However, that hasn't stopped rivals objecting to the presence of the 39-year-old, who will start firm favourite for a gold medal at next year's Commonwealth Games.
Tim Swords, the coach of world champion Sarah Robles, says he wasn't surprised Hubbard continued her policy of not speaking to media in the wake of her twin silvers.
"She stayed away because she was embarrassed, probably," Swords told Reuters.
Robles totalled 284kg, to head off Hubbard (275kg) and Egyptian bronze medallist Shaimaa Khalaf (268kg).
Swords said Hubbard's presence wasn't welcomed by some in Anaheim.
"There was no controversy between the lifters about her presence here, but there was between some of the coaching staffs," Swords said.
"When Sarah beat Hubbard in the snatch we were congratulated by multiple coaching staffs. Nobody wanted her to win."
Mohamed Hosnytaha, coach of third-placed Khalaf, said Hubbard's background meant the competition wasn't a level playing field.
"We didn't agree with it, with somebody who was a man for so long, who has different hormones, different feelings," he said.
Australia's weightlifting chief recently said New Zealand's selection of Hubbard will create an uneven playing field at next year's Commonwealth Games.
Rival athletes complained that she had an unfair advantage after winning gold at the Australian Open this year, lifting 123 kilos in the snatch and 145 kilos in the clean and jerk.
Australian Weightlifting Federation chief executive Michael Keelan last month claimed Hubbard would have both a physiological and mental edge over her rivals.

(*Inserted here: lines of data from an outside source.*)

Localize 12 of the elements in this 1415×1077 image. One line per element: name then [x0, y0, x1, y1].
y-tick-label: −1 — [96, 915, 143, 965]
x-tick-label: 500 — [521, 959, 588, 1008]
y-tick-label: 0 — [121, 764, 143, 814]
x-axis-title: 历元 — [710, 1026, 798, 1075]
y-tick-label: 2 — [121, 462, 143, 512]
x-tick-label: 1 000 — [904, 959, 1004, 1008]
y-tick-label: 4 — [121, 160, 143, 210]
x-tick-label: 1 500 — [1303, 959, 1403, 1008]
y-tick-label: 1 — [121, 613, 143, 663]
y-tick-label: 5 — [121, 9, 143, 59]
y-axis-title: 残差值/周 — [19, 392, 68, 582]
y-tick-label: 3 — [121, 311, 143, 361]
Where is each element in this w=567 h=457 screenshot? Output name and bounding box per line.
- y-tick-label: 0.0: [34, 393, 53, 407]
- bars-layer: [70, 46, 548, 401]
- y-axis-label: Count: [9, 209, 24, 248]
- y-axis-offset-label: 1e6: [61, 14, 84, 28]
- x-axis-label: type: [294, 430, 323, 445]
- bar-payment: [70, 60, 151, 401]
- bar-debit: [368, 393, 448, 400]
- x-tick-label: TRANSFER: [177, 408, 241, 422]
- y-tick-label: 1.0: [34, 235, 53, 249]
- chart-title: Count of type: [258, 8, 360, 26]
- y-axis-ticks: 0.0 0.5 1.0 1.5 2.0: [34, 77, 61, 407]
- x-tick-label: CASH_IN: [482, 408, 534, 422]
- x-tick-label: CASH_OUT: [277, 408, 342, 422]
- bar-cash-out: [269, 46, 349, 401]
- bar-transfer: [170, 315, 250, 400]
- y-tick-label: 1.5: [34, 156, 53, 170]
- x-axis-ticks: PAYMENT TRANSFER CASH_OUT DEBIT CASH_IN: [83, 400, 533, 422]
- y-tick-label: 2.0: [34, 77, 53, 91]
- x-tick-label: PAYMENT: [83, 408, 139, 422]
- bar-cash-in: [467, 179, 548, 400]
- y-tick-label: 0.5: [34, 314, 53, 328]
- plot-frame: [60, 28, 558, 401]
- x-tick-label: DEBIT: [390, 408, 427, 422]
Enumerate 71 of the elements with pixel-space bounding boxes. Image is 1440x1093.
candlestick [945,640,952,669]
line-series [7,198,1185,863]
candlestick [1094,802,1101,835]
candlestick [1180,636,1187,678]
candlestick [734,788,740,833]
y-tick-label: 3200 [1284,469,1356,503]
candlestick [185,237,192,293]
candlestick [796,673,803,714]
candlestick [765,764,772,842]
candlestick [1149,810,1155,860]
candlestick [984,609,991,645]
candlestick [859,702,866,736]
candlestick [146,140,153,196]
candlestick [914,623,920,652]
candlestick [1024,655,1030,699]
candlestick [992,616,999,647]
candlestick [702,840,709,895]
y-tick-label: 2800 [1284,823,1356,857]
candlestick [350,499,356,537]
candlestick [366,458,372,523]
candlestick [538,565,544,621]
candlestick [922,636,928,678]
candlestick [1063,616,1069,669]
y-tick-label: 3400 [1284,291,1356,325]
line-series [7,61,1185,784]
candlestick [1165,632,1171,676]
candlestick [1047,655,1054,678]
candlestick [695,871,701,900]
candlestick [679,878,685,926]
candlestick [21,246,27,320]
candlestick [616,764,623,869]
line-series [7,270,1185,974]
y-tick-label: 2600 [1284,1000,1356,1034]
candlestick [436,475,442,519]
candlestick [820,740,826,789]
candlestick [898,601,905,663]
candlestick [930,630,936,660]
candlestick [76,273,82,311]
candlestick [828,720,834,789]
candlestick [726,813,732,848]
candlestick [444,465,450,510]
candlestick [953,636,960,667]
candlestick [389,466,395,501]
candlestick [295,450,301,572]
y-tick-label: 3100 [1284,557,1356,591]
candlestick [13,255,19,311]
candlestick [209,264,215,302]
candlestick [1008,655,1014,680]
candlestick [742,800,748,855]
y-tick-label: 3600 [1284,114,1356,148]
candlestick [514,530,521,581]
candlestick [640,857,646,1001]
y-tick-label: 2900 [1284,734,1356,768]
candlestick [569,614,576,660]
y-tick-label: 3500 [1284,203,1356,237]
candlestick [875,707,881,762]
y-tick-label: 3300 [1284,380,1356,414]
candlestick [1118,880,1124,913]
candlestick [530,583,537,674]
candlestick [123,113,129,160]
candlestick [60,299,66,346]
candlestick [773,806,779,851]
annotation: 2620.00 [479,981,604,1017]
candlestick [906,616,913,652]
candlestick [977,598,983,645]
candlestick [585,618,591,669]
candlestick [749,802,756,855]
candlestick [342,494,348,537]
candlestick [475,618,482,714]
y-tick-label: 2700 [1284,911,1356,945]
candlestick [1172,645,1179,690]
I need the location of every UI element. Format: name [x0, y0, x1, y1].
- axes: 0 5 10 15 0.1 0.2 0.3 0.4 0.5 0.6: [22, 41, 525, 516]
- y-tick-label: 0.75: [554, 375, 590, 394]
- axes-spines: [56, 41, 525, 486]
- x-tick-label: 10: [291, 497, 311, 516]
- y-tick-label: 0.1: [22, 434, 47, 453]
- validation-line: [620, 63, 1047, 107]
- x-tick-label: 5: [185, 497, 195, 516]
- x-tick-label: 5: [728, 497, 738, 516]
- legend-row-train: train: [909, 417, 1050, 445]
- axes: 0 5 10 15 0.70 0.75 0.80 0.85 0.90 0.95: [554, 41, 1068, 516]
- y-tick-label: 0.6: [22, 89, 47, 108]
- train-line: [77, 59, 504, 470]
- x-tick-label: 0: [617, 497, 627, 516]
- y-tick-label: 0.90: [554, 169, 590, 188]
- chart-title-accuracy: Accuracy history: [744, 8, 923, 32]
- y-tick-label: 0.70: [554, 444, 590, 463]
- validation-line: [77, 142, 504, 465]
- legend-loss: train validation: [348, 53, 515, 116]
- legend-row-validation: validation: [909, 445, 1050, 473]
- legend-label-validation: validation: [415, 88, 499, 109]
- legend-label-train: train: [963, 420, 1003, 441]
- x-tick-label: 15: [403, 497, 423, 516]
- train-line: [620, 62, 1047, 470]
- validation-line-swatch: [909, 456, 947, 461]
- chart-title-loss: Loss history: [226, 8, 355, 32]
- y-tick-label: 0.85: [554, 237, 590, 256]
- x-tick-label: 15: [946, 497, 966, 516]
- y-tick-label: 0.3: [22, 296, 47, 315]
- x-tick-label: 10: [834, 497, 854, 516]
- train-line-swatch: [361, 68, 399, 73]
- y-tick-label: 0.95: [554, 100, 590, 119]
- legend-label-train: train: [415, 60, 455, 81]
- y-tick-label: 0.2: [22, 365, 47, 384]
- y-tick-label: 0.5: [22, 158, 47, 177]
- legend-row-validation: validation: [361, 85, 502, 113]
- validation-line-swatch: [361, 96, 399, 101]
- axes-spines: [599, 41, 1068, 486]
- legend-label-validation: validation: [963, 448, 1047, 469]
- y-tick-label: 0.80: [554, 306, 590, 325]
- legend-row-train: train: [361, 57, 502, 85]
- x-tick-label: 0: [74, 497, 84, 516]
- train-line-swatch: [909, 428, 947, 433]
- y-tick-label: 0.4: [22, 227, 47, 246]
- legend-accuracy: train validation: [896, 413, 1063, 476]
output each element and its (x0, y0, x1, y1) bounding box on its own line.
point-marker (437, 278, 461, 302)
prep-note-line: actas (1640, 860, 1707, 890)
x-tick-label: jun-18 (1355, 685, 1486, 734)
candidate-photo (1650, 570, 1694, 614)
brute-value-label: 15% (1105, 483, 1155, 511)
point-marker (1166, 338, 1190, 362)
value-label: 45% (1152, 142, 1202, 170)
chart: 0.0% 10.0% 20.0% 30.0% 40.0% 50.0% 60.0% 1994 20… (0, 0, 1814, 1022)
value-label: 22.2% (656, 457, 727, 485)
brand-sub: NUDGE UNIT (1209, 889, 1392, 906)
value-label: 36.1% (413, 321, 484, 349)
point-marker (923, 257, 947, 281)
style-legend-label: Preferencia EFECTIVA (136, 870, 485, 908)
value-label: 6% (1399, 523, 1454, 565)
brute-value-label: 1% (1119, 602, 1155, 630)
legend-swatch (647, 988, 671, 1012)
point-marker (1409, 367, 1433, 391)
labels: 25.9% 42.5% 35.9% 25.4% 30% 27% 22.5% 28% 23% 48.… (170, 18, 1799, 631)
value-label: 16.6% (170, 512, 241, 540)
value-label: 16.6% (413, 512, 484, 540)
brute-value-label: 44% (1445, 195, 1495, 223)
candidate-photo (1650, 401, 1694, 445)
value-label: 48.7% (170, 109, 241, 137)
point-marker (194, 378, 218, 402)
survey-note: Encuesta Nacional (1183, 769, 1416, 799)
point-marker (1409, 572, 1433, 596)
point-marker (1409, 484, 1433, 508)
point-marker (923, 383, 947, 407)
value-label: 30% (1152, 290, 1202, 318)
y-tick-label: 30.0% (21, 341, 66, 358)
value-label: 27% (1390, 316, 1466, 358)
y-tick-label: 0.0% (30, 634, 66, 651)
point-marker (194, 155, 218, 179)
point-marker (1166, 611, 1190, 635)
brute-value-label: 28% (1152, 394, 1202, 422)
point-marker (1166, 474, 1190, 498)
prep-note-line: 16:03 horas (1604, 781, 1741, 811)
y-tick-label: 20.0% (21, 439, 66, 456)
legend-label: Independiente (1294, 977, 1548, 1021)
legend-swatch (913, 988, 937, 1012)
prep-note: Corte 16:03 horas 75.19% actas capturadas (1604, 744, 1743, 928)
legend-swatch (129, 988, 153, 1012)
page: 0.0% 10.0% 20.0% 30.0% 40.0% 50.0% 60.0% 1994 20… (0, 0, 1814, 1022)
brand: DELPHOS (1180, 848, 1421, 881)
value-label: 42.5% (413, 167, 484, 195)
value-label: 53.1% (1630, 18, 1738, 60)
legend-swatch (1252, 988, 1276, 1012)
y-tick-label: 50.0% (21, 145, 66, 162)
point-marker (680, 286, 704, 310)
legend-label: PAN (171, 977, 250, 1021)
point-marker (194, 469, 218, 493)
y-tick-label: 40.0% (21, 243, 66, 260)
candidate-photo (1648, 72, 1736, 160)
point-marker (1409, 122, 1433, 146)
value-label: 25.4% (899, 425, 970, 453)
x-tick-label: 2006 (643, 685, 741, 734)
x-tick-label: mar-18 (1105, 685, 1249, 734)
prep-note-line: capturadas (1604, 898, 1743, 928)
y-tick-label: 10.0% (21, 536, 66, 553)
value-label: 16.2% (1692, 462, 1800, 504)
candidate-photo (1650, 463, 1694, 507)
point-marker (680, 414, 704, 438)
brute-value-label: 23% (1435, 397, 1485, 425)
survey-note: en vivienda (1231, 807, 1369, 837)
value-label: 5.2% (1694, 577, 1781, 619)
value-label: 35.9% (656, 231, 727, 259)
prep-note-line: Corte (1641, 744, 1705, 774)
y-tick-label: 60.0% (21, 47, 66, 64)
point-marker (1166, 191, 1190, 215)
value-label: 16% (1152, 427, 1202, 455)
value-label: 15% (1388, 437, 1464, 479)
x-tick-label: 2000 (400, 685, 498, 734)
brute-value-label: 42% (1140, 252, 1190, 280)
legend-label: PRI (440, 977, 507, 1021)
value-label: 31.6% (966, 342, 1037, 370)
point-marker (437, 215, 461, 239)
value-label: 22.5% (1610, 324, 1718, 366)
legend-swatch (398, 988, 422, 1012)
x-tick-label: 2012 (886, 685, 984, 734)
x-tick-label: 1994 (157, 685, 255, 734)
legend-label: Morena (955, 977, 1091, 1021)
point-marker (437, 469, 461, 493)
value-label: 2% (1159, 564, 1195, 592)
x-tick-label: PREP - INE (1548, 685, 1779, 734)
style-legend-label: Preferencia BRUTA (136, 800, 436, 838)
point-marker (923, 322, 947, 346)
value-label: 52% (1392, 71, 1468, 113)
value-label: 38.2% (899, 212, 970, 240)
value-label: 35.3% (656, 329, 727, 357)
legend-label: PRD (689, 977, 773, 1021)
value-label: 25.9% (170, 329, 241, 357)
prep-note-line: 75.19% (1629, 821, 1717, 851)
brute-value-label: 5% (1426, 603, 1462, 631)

"We're in a power sport which is normally related to masculine tendencies ... where you've got that aggression, you've got the right hormones, then you can lift bigger weights," he told AAP.
"If you've been a male and you've lifted certain weights and then you suddenly transition to a female, then psychologically you know you've lifted those weights before.
"I personally don't think it's a level playing field. That's my personal view and I think it's shared by a lot of people in the sporting world."